Abstract
Background
Microbiome analysis generally requires PCR-based or metagenomic shotgun sequencing, sophisticated programs, and large volumes of data. Alternative approaches based on widely available RNA-seq data are constrained because of sequence similarities between the transcriptomes of microbes/viruses and those of the host, compounded by the extreme abundance of host sequences in such libraries. Current approaches are also limited to specific microbial groups. There is a need for alternative methods of microbiome analysis that encompass the entire tree of life.
Results
We report a method to specifically retrieve non-human sequences in human tissue RNA-seq data. For cellular microbes we used a bioinformatic 'net', based on filtered 64-mer small subunit rRNA sequences across the Tree of Life (the 'electronic tree of life', eTOL), to comprehensively (98%) entrap all non-human rRNA sequences present in the target tissue.
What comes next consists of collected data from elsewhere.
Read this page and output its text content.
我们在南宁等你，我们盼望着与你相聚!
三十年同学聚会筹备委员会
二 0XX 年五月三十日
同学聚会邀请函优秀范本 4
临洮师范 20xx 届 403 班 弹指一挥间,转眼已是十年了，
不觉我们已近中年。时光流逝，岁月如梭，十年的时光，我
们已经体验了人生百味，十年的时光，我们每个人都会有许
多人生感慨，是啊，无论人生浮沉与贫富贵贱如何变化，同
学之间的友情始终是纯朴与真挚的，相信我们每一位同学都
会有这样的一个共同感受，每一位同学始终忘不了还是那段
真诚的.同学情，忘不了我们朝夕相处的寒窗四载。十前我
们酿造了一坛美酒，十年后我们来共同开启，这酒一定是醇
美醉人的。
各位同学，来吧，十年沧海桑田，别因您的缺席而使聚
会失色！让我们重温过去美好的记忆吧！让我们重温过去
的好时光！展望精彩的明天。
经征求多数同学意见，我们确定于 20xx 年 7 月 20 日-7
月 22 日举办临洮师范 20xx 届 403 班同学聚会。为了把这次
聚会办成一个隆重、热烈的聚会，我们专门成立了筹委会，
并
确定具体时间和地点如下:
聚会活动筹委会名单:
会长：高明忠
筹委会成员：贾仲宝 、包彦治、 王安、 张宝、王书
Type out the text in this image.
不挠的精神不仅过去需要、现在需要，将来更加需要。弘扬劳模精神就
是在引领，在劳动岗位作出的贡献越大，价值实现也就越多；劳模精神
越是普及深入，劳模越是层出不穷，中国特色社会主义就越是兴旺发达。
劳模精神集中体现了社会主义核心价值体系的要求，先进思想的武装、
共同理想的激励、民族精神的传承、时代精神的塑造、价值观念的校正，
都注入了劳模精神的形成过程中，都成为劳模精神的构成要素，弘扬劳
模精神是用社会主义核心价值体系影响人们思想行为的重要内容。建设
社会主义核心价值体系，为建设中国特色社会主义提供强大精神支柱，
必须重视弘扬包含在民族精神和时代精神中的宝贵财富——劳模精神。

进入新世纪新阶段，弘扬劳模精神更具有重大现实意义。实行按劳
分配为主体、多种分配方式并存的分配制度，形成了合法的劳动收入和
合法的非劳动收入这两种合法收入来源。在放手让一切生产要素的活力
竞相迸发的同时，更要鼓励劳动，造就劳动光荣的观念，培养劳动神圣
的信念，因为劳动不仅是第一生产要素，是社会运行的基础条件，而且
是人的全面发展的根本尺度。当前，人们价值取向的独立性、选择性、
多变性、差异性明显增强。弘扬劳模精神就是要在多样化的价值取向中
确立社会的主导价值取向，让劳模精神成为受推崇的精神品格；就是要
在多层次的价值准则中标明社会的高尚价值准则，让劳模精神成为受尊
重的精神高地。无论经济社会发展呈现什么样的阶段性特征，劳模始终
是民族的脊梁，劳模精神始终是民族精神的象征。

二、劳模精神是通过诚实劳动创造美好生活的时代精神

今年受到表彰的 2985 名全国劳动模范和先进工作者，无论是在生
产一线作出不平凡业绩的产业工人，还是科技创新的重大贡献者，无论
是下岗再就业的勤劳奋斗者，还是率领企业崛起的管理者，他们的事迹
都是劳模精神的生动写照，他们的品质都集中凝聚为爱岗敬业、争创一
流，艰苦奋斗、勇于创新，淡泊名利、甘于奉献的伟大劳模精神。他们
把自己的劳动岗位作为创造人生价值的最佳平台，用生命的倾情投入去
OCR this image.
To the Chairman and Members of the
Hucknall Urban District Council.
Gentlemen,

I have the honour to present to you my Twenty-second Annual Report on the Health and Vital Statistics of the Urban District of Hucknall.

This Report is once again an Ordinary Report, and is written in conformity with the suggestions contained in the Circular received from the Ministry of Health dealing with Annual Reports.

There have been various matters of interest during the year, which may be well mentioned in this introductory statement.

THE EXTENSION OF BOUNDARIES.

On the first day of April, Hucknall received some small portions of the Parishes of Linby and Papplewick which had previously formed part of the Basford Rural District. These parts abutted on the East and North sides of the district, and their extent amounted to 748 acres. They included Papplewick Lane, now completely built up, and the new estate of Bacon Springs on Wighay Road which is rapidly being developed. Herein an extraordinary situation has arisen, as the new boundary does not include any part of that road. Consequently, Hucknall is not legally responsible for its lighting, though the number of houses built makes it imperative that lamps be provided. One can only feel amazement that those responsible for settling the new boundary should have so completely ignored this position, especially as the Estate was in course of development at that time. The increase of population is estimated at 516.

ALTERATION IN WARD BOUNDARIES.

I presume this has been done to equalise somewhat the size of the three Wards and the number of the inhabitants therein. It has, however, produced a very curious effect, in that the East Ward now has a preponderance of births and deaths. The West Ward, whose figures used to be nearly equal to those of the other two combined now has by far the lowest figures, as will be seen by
Using brain as a model, retrieval of matching reads, re-exclusion of human-related sequences, followed by contig building and species identification, is followed by reconfirmation of the abundance and identity of the corresponding species groups. We provide methods to automate this analysis. A variant approach is necessary for viruses. Again, because of significant matches between viral and human sequences, a 'stripping' approach is essential. In addition, contamination during workup is a potential problem, and we discuss strategies to circumvent this issue. To illustrate the versatility of the method, we report the use of the eTOL methodology to unambiguously identify exogenous microbial and viral sequences in human tissue RNA-seq data across the entire tree of life including Archaea, Bacteria, Chloroplastida, basal Eukaryota, Fungi, and Holozoa/Metazoa, and discuss the technical and bioinformatic challenges involved.
Conclusions
This generic methodology may find wider application in microbiome analysis including diagnostics.